A summit on expanding employment opportunities and alleviating poverty continues for a second and final day in Burkina Faso. Dozens of heads of state from around Africa are trying to mount a coordinated effort to create jobs.
On the final day of the summit, the African heads of state are expected to draft an action plan on how to tackle the issues of unemployment and poverty on the world's poorest continent.
The plan intends to create eight million new jobs each year for the next decade. Its aim is to stop the economic slump on the continent and find ways to cope with the population growth.
The vast majority of Africans survive on less than a dollar a day and reside in rural villages, but many large cities lack the resources and infrastructure to cope with their rapidly increasing populations.
The director of the International Monetary Fund (IMF), Rodrigo de Rato, says rich countries need to evaluate the pressures placed on less developed countries in the global market.

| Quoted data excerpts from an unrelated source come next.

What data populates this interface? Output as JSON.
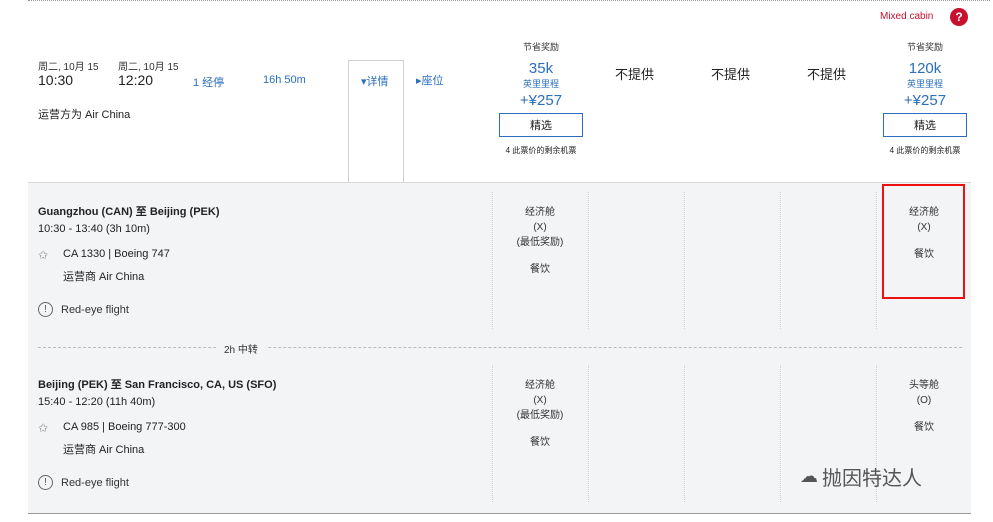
{
  "header": {
    "mixed_cabin": "Mixed cabin",
    "help_icon": "?"
  },
  "flight": {
    "depart_date": "周二, 10月 15",
    "arrive_date": "周二, 10月 15",
    "depart_time": "10:30",
    "arrive_time": "12:20",
    "stops": "1 经停",
    "duration": "16h 50m",
    "operated_by": "运营方为 Air China",
    "details_label": "▾详情",
    "seats_label": "▸座位"
  },
  "fares": [
    {
      "label": "节省奖励",
      "miles": "35k",
      "unit": "英里里程",
      "tax": "+¥257",
      "button": "精选",
      "remaining": "4 此票价的剩余机票"
    },
    {
      "na": "不提供"
    },
    {
      "na": "不提供"
    },
    {
      "na": "不提供"
    },
    {
      "label": "节省奖励",
      "miles": "120k",
      "unit": "英里里程",
      "tax": "+¥257",
      "button": "精选",
      "remaining": "4 此票价的剩余机票"
    }
  ],
  "segments": [
    {
      "route": "Guangzhou (CAN) 至 Beijing (PEK)",
      "time": "10:30 - 13:40 (3h 10m)",
      "flight": "CA 1330 | Boeing 747",
      "operator": "运营商 Air China",
      "redeye": "Red-eye flight",
      "cabin1": {
        "name": "经济舱",
        "code": "(X)",
        "note": "(最低奖励)",
        "meal": "餐饮"
      },
      "cabin5": {
        "name": "经济舱",
        "code": "(X)",
        "meal": "餐饮"
      }
    },
    {
      "route": "Beijing (PEK) 至 San Francisco, CA, US (SFO)",
      "time": "15:40 - 12:20 (11h 40m)",
      "flight": "CA 985 | Boeing 777-300",
      "operator": "运营商 Air China",
      "redeye": "Red-eye flight",
      "cabin1": {
        "name": "经济舱",
        "code": "(X)",
        "note": "(最低奖励)",
        "meal": "餐饮"
      },
      "cabin5": {
        "name": "头等舱",
        "code": "(O)",
        "meal": "餐饮"
      }
    }
  ],
  "connection": "2h 中转",
  "watermark": "抛因特达人",
  "colors": {
    "accent": "#2a6ebd",
    "highlight": "#e11111",
    "mixed_cabin": "#c8102e"
  }
}
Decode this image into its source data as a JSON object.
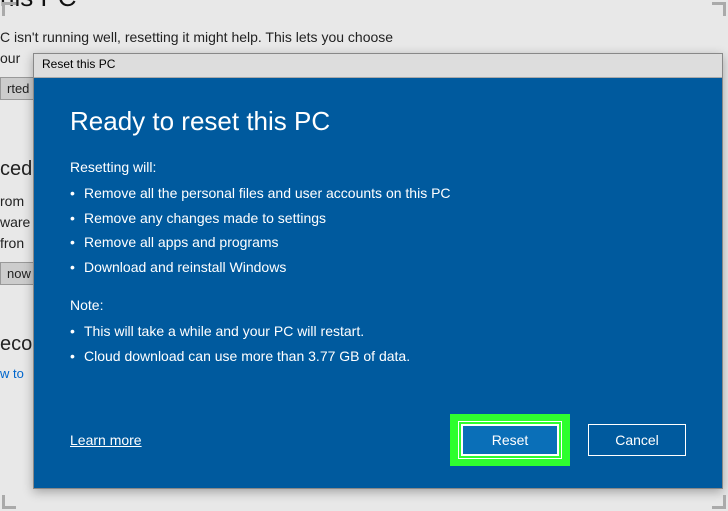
{
  "background": {
    "title_fragment": "his PC",
    "intro_line1": "C isn't running well, resetting it might help. This lets you choose",
    "intro_line2": "our",
    "btn_started": "rted",
    "section_advanced_fragment": "ced",
    "adv_line1": "rom",
    "adv_line2": "ware",
    "adv_line3": "fron",
    "btn_now": "now",
    "section_rec_fragment": "eco",
    "link_fragment": "w to"
  },
  "dialog": {
    "titlebar": "Reset this PC",
    "heading": "Ready to reset this PC",
    "resetting_label": "Resetting will:",
    "resetting_items": [
      "Remove all the personal files and user accounts on this PC",
      "Remove any changes made to settings",
      "Remove all apps and programs",
      "Download and reinstall Windows"
    ],
    "note_label": "Note:",
    "note_items": [
      "This will take a while and your PC will restart.",
      "Cloud download can use more than 3.77 GB of data."
    ],
    "learn_more": "Learn more",
    "reset_button": "Reset",
    "cancel_button": "Cancel"
  }
}
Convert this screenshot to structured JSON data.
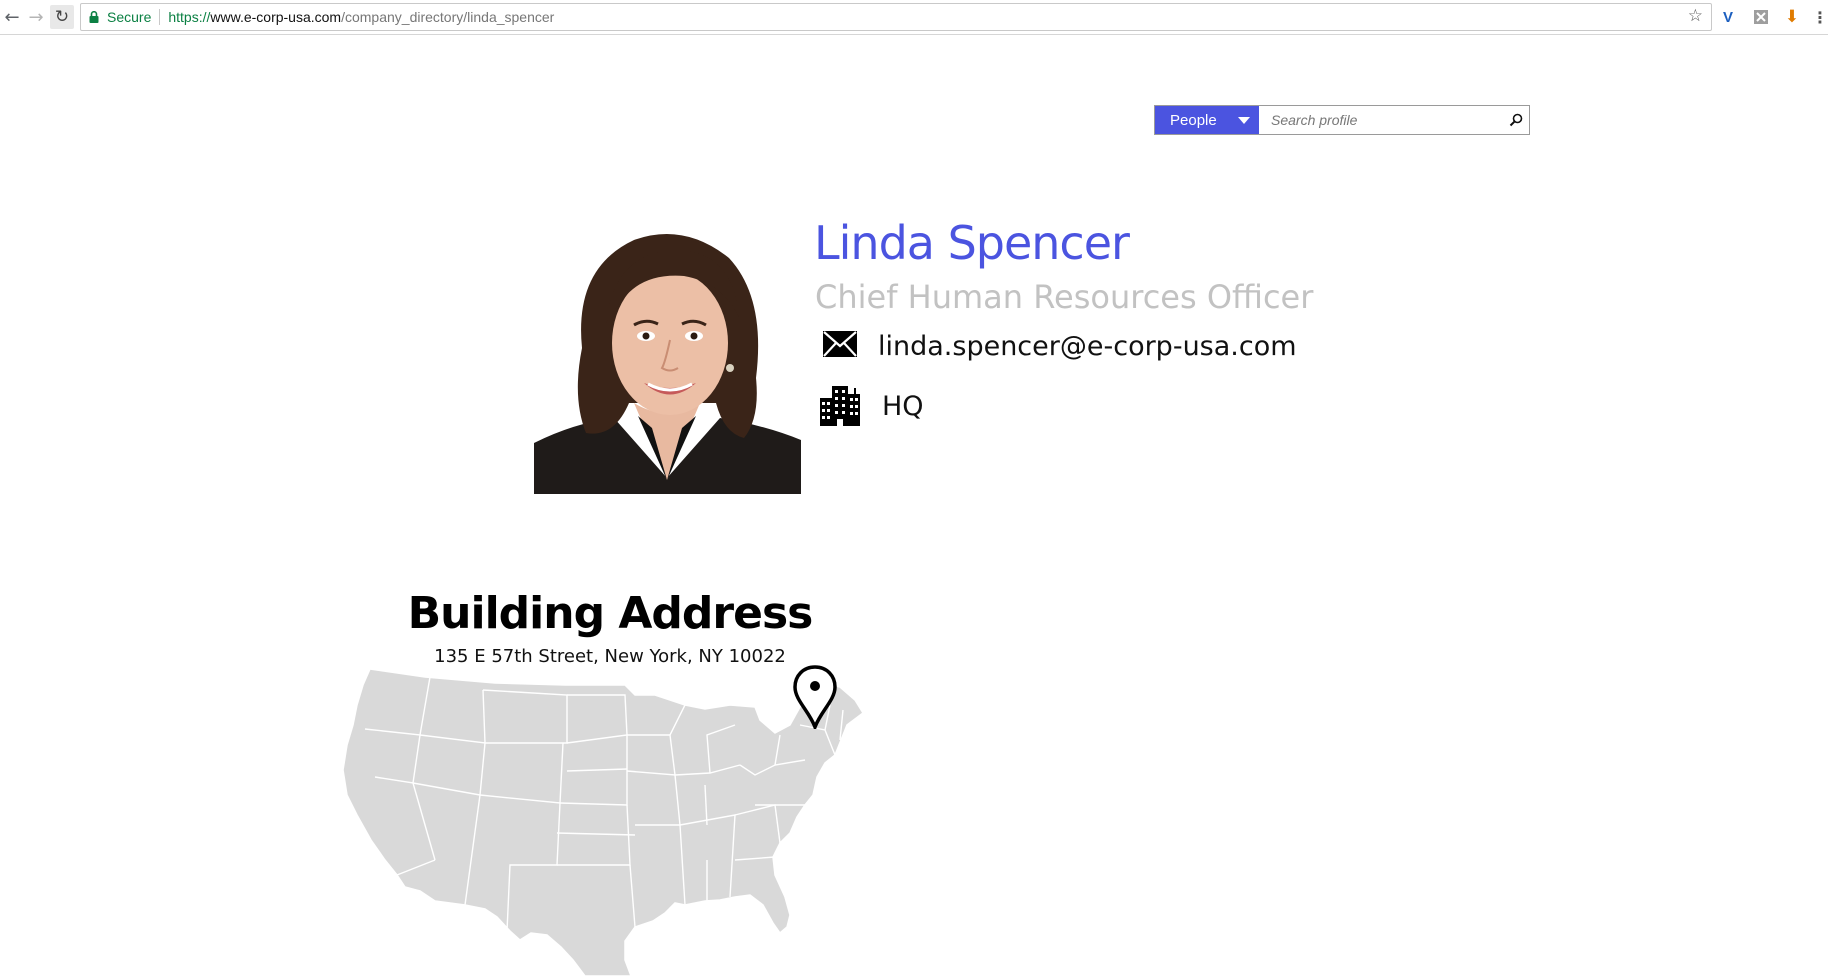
{
  "browser": {
    "secure_label": "Secure",
    "url_scheme": "https://",
    "url_host": "www.e-corp-usa.com",
    "url_path": "/company_directory/linda_spencer",
    "accent_secure": "#0b8043"
  },
  "search": {
    "scope_label": "People",
    "placeholder": "Search profile",
    "accent": "#4b54e0"
  },
  "profile": {
    "name": "Linda Spencer",
    "title": "Chief Human Resources Officer",
    "email": "linda.spencer@e-corp-usa.com",
    "office": "HQ",
    "name_color": "#4b54e0",
    "title_color": "#c2c2c2"
  },
  "building": {
    "heading": "Building Address",
    "address": "135 E 57th Street, New York, NY 10022"
  },
  "icons": [
    "back-icon",
    "forward-icon",
    "reload-icon",
    "lock-icon",
    "star-icon",
    "envelope-icon",
    "buildings-icon",
    "search-icon",
    "map-pin-icon"
  ]
}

"Both rich and poor countries carry the responsibility in promoting the full integration of developing countries in the global trading system," said Rodrigo de Rato. "And we must also recognize that trade barriers in and among developing countries themselves remain too high."
The summit is being held in the landlocked west African nation of Burkina Faso, which the United Nations ranks at the bottom of a list of countries in terms of human development. The agricultural based economy depends on the exportation of cotton, which has to compete with U.S. and EU subsidies in the world market.
Mr. de Rato says the IMF is looking to promote peer review initiatives to allow the African Union, which is sponsoring the summit, and other regional bodies to take control and implement the action plan.
"Regional integration by providing important peer review mechanisms can play a valuable role in promoting sound economic policies and good investment climate," he said. "We are tailoring our work to support this objective by conducting regular surveillance discussions at the regional levels in Africa."
The action plan is also expected to outline ways for women to receive small micro-credit loans to start businesses. Although sub-Saharan Africa has registered a small amount of economic growth during the past two years, the quality of life for the majority of the population remains worse today than it was two decades ago.